A vida pessoal também tomava forma. João casou-se com Olga, o amor que conheceu ainda nos tempos de cursinho e por quem se apaixonou à primeira vista. Com o nascimento de Fábio, o primeiro filho do casal, as responsabilidades financeiras multiplicaram-se. Para sustentar a família e se estabelecer na carreira, João abdicou do descanso. Fez plantões ininterruptos, cobrindo todos os finais de semana, feriados, recessos de carnaval e festas de Natal. Essa imersão total na prática médica o forjou como um dos mais respeitados e habilidosos cirurgiões de toda a Baixada Fluminense. ​Em sua longa carreira nos centros cirúrgicos, um caso tornou-se o grande emblema de sua dedicação. Um homem deu entrada na Casa de Saúde Nossa Senhora de Fátima em estado crítico, após uma violenta colisão de seu Fusca contra uma vaca na estrada. O paciente apresentava um quadro gravíssimo de trauma abdominal e torácico. João liderou uma cirurgia épica e exaustiva que durou quatorze horas ininterruptas, exigindo a transfusão de dezessete frascos de sangue. Após quarenta e cinco dias lutando pela vida no Centro de Terapia Intensiva (CTI), o paciente sobreviveu. Três meses depois, o homem retornou ao hospital caminhando para agradecer à equipe. João mal pôde reconhecê-lo tamanho era o milagre da recuperação. A comemoração no corredor do hospital com as enfermeiras cristalizou o que sempre moveu o Dr. João: o privilégio de ver a vida vencendo a morte. ​A sede de conhecimento nunca cessou. Em 2002, prestou concurso para a Polícia Civil e foi aprovado em brilhante 11º lugar para o cargo de perito legista. Atuou nos Institutos Médico Legais (IMLs) do Centro do Rio, de Campo Grande e de Nova Iguaçu, onde exerceu a chefia por quatro anos. O estudo aprofundado da anatomia humana nas mesas de necropsia aprimorou ainda mais sua precisão técnica, tornando-o um cirurgião de excelência. Entre 2004 e 2008, sempre em busca de expansão intelectual, cursou e concluiu o Bacharelado em Direito pela Universidade da Cidade. Leitor voraz, costuma comprar mais livros do que o tempo lhe permite ler e é presença constante em congressos e publicações científicas. Para ele, o conhecimento nunca foi uma linha de chegada, mas sim uma estrada contínua.
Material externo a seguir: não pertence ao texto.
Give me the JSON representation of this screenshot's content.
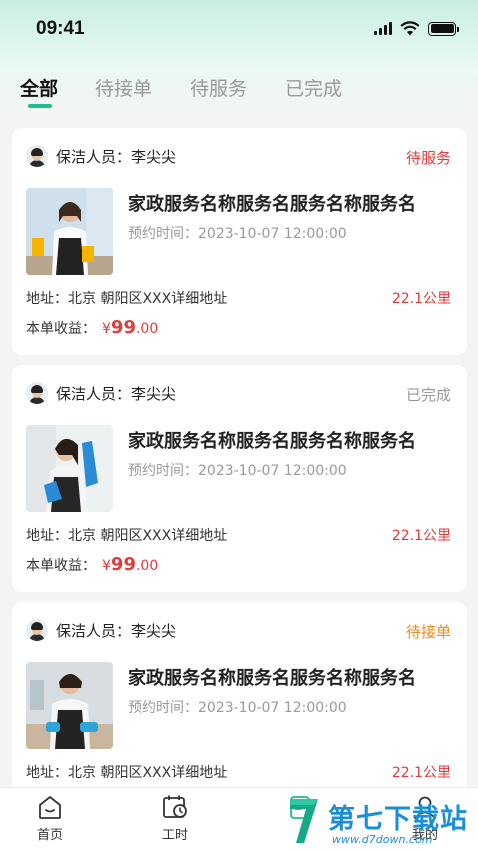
{
  "status_bar": {
    "time": "09:41"
  },
  "tabs": [
    {
      "label": "全部",
      "active": true
    },
    {
      "label": "待接单",
      "active": false
    },
    {
      "label": "待服务",
      "active": false
    },
    {
      "label": "已完成",
      "active": false
    }
  ],
  "orders": [
    {
      "cleaner_label": "保洁人员：李尖尖",
      "status": "待服务",
      "status_color": "#e23b3b",
      "service_name": "家政服务名称服务名服务名称服务名",
      "appointment": "预约时间：2023-10-07 12:00:00",
      "address": "地址：北京 朝阳区XXX详细地址",
      "distance": "22.1公里",
      "earnings_label": "本单收益：",
      "earnings_currency": "¥",
      "earnings_int": "99",
      "earnings_dec": ".00"
    },
    {
      "cleaner_label": "保洁人员：李尖尖",
      "status": "已完成",
      "status_color": "#9a9a9a",
      "service_name": "家政服务名称服务名服务名称服务名",
      "appointment": "预约时间：2023-10-07 12:00:00",
      "address": "地址：北京 朝阳区XXX详细地址",
      "distance": "22.1公里",
      "earnings_label": "本单收益：",
      "earnings_currency": "¥",
      "earnings_int": "99",
      "earnings_dec": ".00"
    },
    {
      "cleaner_label": "保洁人员：李尖尖",
      "status": "待接单",
      "status_color": "#f08a1c",
      "service_name": "家政服务名称服务名服务名称服务名",
      "appointment": "预约时间：2023-10-07 12:00:00",
      "address": "地址：北京 朝阳区XXX详细地址",
      "distance": "22.1公里"
    }
  ],
  "tabbar": [
    {
      "label": "首页",
      "icon": "home-icon"
    },
    {
      "label": "工时",
      "icon": "calendar-clock-icon"
    },
    {
      "label": "",
      "icon": "orders-icon"
    },
    {
      "label": "我的",
      "icon": "profile-icon"
    }
  ],
  "watermark": {
    "brand": "第七下载站",
    "url": "www.d7down.com"
  },
  "colors": {
    "accent": "#1bbf8f",
    "price": "#e23b3b",
    "pending": "#f08a1c",
    "done": "#9a9a9a"
  }
}
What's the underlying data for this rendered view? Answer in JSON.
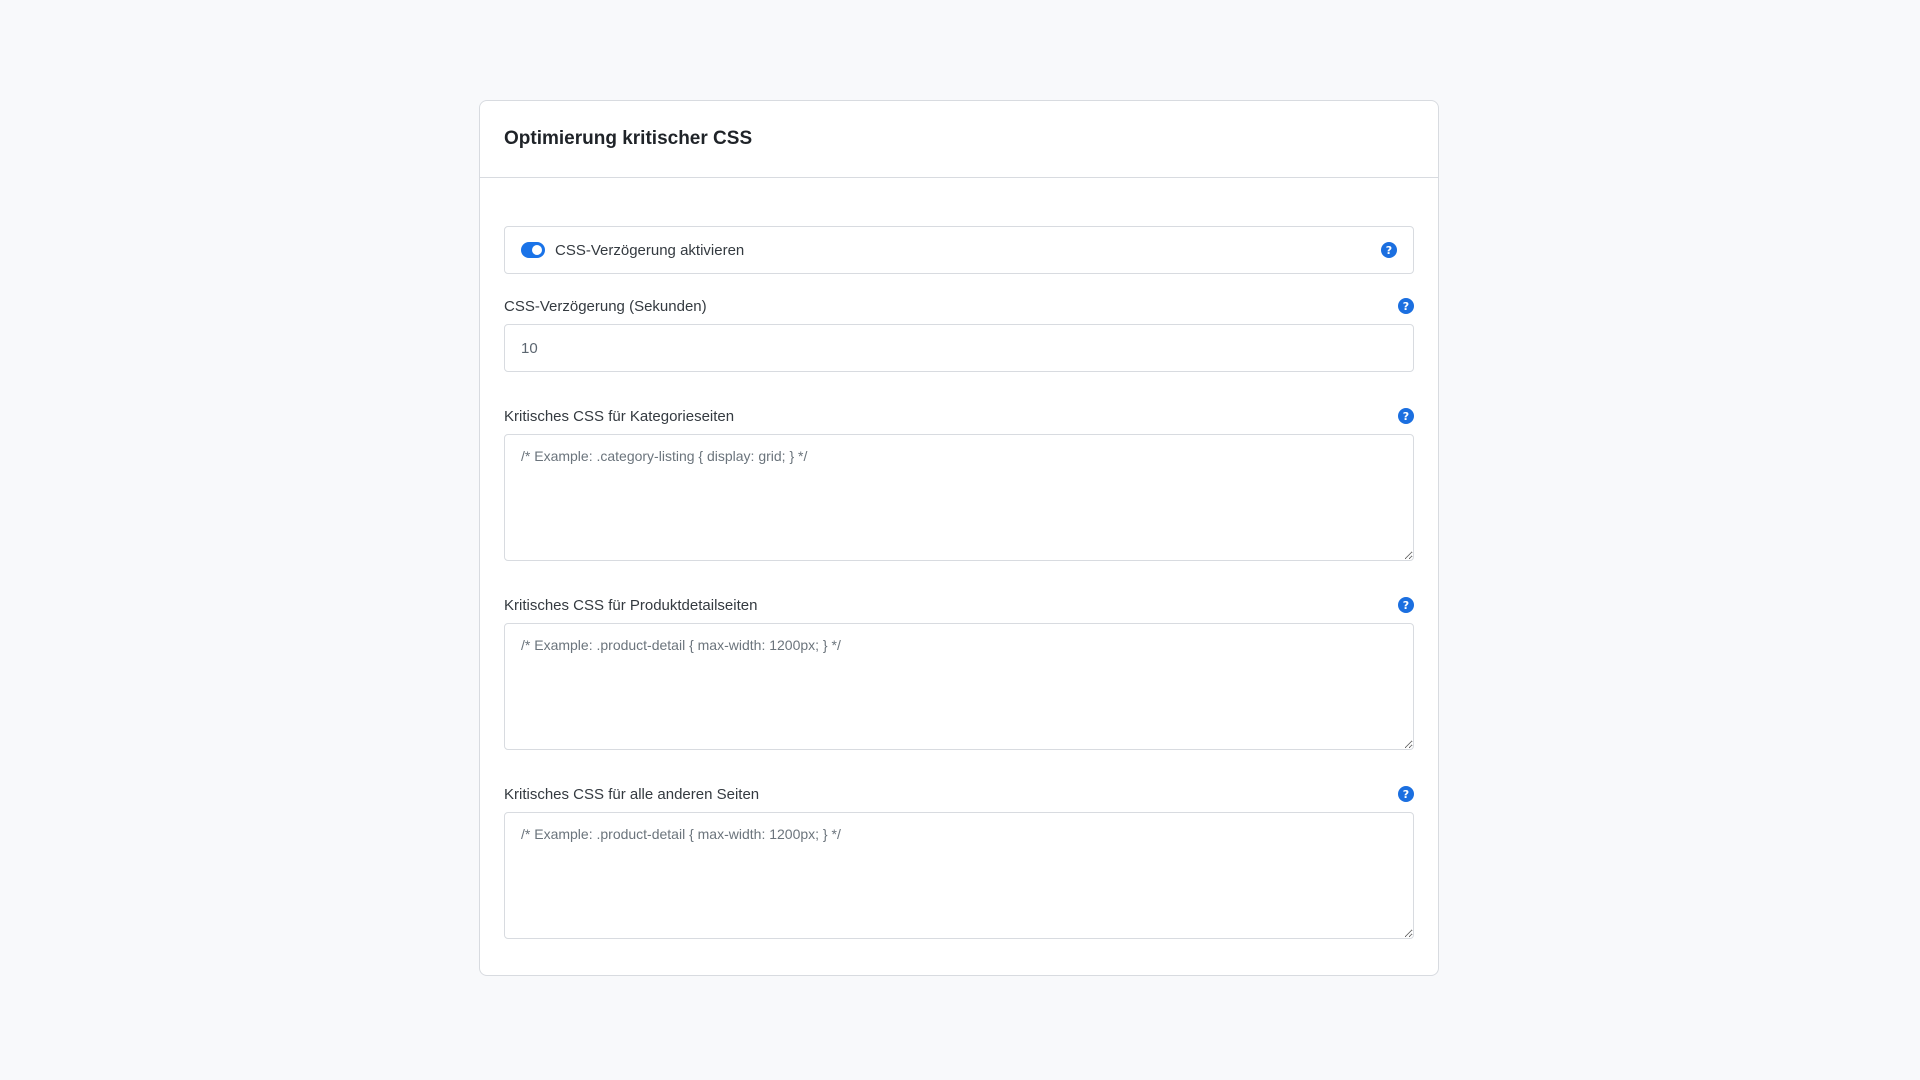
{
  "card": {
    "title": "Optimierung kritischer CSS"
  },
  "toggle": {
    "label": "CSS-Verzögerung aktivieren",
    "checked": true,
    "help_icon": "question-circle-icon"
  },
  "fields": [
    {
      "label": "CSS-Verzögerung (Sekunden)",
      "value": "10",
      "help_icon": "question-circle-icon"
    },
    {
      "label": "Kritisches CSS für Kategorieseiten",
      "placeholder": "/* Example: .category-listing { display: grid; } */",
      "help_icon": "question-circle-icon"
    },
    {
      "label": "Kritisches CSS für Produktdetailseiten",
      "placeholder": "/* Example: .product-detail { max-width: 1200px; } */",
      "help_icon": "question-circle-icon"
    },
    {
      "label": "Kritisches CSS für alle anderen Seiten",
      "placeholder": "/* Example: .product-detail { max-width: 1200px; } */",
      "help_icon": "question-circle-icon"
    }
  ],
  "help_glyph": "?",
  "colors": {
    "accent": "#1b6fe0",
    "background": "#f8f9fb",
    "border": "#d8dbe0"
  }
}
​A Política como Extensão do Cuidado

​A entrada na vida pública ocorreu de forma orgânica, pela porta que ele melhor conhecia: a saúde. Reconhecido por operar e salvar pacientes muitas vezes a pedido de lideranças locais da Baixada que não encontravam vagas no sistema público, sua competência chamou a atenção. O então prefeito de São João de Meriti, Antônio de Carvalho, o convidou para assumir a Secretaria Municipal de Saúde. João aceitou o desafio e promoveu uma verdadeira revolução. A base de todo o sistema do Sistema Único de Saúde (SUS) que opera no município até os dias de hoje foi desenhada e implantada por ele durante aquele primeiro mandato. ​Sua capacidade de gestão o levou a retornar ao cargo de Secretário de Saúde em duas outras ocasiões (1998 a 2000 e 2005 a 2007). O reconhecimento popular nas urnas era apenas uma questão de tempo. Em 2007, elegeu-se Vereador com 3.769 votos. Em 2014, alçou voos maiores e chegou a Brasília, eleito Deputado Federal com expressivos 65.624 votos. O coroamento de sua trajetória política veio em 2016, quando foi eleito Prefeito de São João de Meriti logo no primeiro turno, com 115.403 votos. O excelente índice de aprovação de sua gestão garantiu sua reeleição em 2020, com 122.151 votos, o que representou o apoio de 56,83% do eleitorado local.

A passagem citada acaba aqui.